1.30.2009

le morceau



I just realized there is a whole part of me completely out of touch with reality. I feel like Trois Gnossienes - diminished fifths, seconds, and upbeats. It can be so crazy good, this place I always visit subconsciously when I have trouble coping with the pressure that is my reality. I know that sometimes I'm like a five year old, but that's the real, big part of me. I really haven't grown up at all - I still want the same things I have always wanted, I still work toward the goal I always had.

What I need to do is learn to moderate my visits to the Trois Gnossienes of my thoughts. Lately, they have been far too frequent. I haven't been moving forward as far as I'd like.

Woah woah. Before I go, trois affaires. (1) I want to learn French horn. (2) That's why I love Finding Neverland so darn much. And, (3) really, you should hear all Trois Gnossienes. It will change your life.



Photographs by lis
That is the score of the piece I am conducting.

1.25.2009

ma fenêtre

This is the beautiful view from my window at 8 this morning. It gives me little shivers and made me turn on all the yellowest lights in my room. And I think I should be listening to The Swan of Tuonela, reflecting on life. My thoughts didn't clear from their hazy wake up state, but I did make myself a cup of hot chocolate and think about how happy being warm made me.


I only recently saw that snowflakes really do have those distinct crystalline shapes -- and came to the pitiful realization that they are hard to capture in a photograph. No matter where I tried to land a snowflake, each decided he certainly did not want to be seen, and melted straight away. My windowsill was the closest I could get to a still frozen snowflake. Then, I realized that my camera could not do their structures any justice.

I am pleased to report that I felt a new, stronger wave of motivation after my five hour exam yesterday- only to be helped on by my admiration for Federer and his ability to prevail, and André Previn and his passion for artistic interpretation... le soupir.

I hope - a good week ahead.



Photographs by lis

1.15.2009

beaucoup de charme

it's probably weird, but I am so absolutely drawn to his nonchalance.
it makes me think he is verysi artistique.

actually, no.
this is probably much more weird, because I realize he is like at least 40.
but he is so dapper.

seth cohen (who is > adam brody).

wang lee hom.
wait, seriously. how can this be anything but appealing?

oh, novak.

bryce avary and his talent.




Photographs 1, 2 by The Sartorialist
Photograph 6 found on Flickr

1.12.2009

très (peu familier)

I'd say, for lots of things. Semester, class, age. Mostly though, it was my fifteen minute walk back from physiology that made me contemplate my current situation. I realize that I have always been the one to make the most important decisions in my life, but I feel like I've always had help along the way. It's really come to a point now though, that I have absolutely no one I can completely rely on. I must be the one to entirely earn my future. In that, I somehow feel very alone.

It's basically this. I'm the one person on the inside, looking out. I've locked myself inside to work, and it feels like everyone else finished their homework early so they are already out playing. I know I've chosen this path for myself, but why does my homework have to be so hard and take so long?

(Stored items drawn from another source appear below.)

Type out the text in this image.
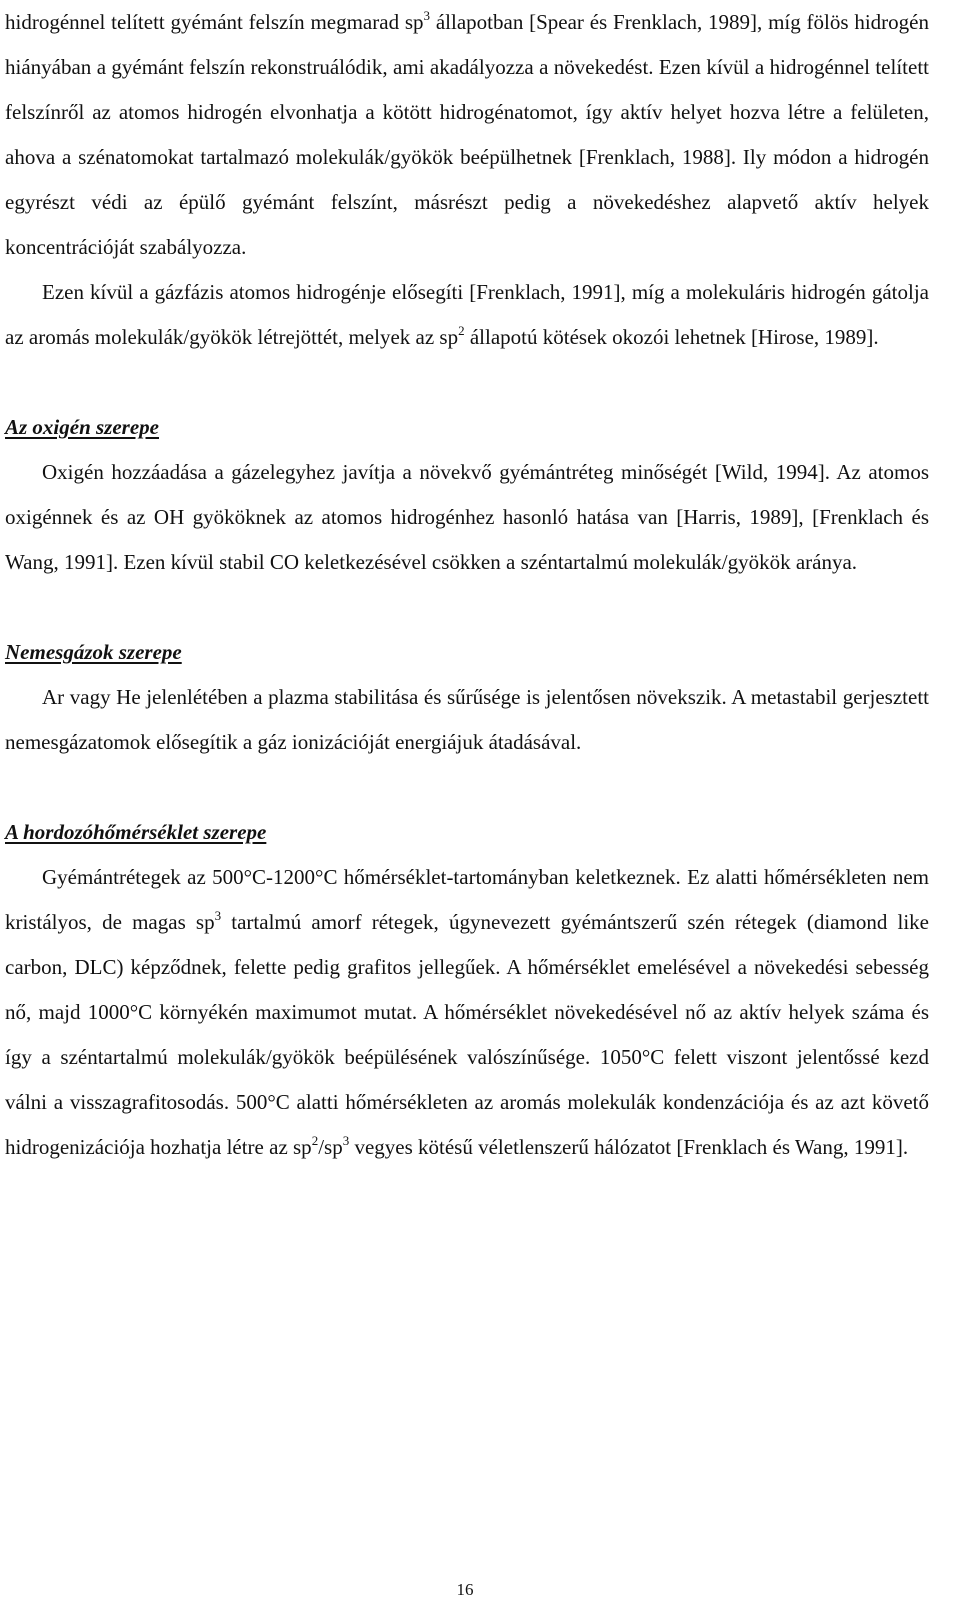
hidrogénnel telített gyémánt felszín megmarad $sp^3$ állapotban [Spear és Frenklach, 1989], míg fölös hidrogén hiányában a gyémánt felszín rekonstruálódik, ami akadályozza a növekedést. Ezen kívül a hidrogénnel telített felszínről az atomos hidrogén elvonhatja a kötött hidrogénatomot, így aktív helyet hozva létre a felületen, ahova a szénatomokat tartalmazó molekulák/gyökök beépülhetnek [Frenklach, 1988]. Ily módon a hidrogén egyrészt védi az épülő gyémánt felszínt, másrészt pedig a növekedéshez alapvető aktív helyek koncentrációját szabályozza.

Ezen kívül a gázfázis atomos hidrogénje elősegíti [Frenklach, 1991], míg a molekuláris hidrogén gátolja az aromás molekulák/gyökök létrejöttét, melyek az $sp^2$ állapotú kötések okozói lehetnek [Hirose, 1989].

Az oxigén szerepe

Oxigén hozzáadása a gázelegyhez javítja a növekvő gyémántréteg minőségét [Wild, 1994]. Az atomos oxigénnek és az OH gyököknek az atomos hidrogénhez hasonló hatása van [Harris, 1989], [Frenklach és Wang, 1991]. Ezen kívül stabil CO keletkezésével csökken a széntartalmú molekulák/gyökök aránya.

Nemesgázok szerepe

Ar vagy He jelenlétében a plazma stabilitása és sűrűsége is jelentősen növekszik. A metastabil gerjesztett nemesgázatomok elősegítik a gáz ionizációját energiájuk átadásával.

A hordozóhőmérséklet szerepe

Gyémántrétegek az 500°C-1200°C hőmérséklet-tartományban keletkeznek. Ez alatti hőmérsékleten nem kristályos, de magas $sp^3$ tartalmú amorf rétegek, úgynevezett gyémántszerű szén rétegek (diamond like carbon, DLC) képződnek, felette pedig grafitos jellegűek. A hőmérséklet emelésével a növekedési sebesség nő, majd 1000°C környékén maximumot mutat. A hőmérséklet növekedésével nő az aktív helyek száma és így a széntartalmú molekulák/gyökök beépülésének valószínűsége. 1050°C felett viszont jelentőssé kezd válni a visszagrafitosodás. 500°C alatti hőmérsékleten az aromás molekulák kondenzációja és az azt követő hidrogenizációja hozhatja létre az $sp^2/sp^3$ vegyes kötésű véletlenszerű hálózatot [Frenklach és Wang, 1991].

16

Like with everything else, I should just diagnose my problem, and figure out how to fix it. Even after all this time, I just can't pinpoint the problem. Though now I think really hard about it, that's bound to be one of the hardest parts of being a doctor, isn't it?


Photograph by lis

1.08.2009

début

I don't understand. Sad things can seem so beautiful. I know for certain that when I'm as cold and sad inside as the grass buried in ice, I don't feel beautiful.

Only one more day of home, until I have to return to school for another cold, hard semester.

On another note, Rachmaninoff is a complete genius. He knows beauty and turmoil so well. I think I've been listening to his No2 and No3 on repeat for at least two weeks. Rachmaninoff gives me new inspiration every new listen. If I had his physical capacity and intellectual imagination, I could do so much more with music.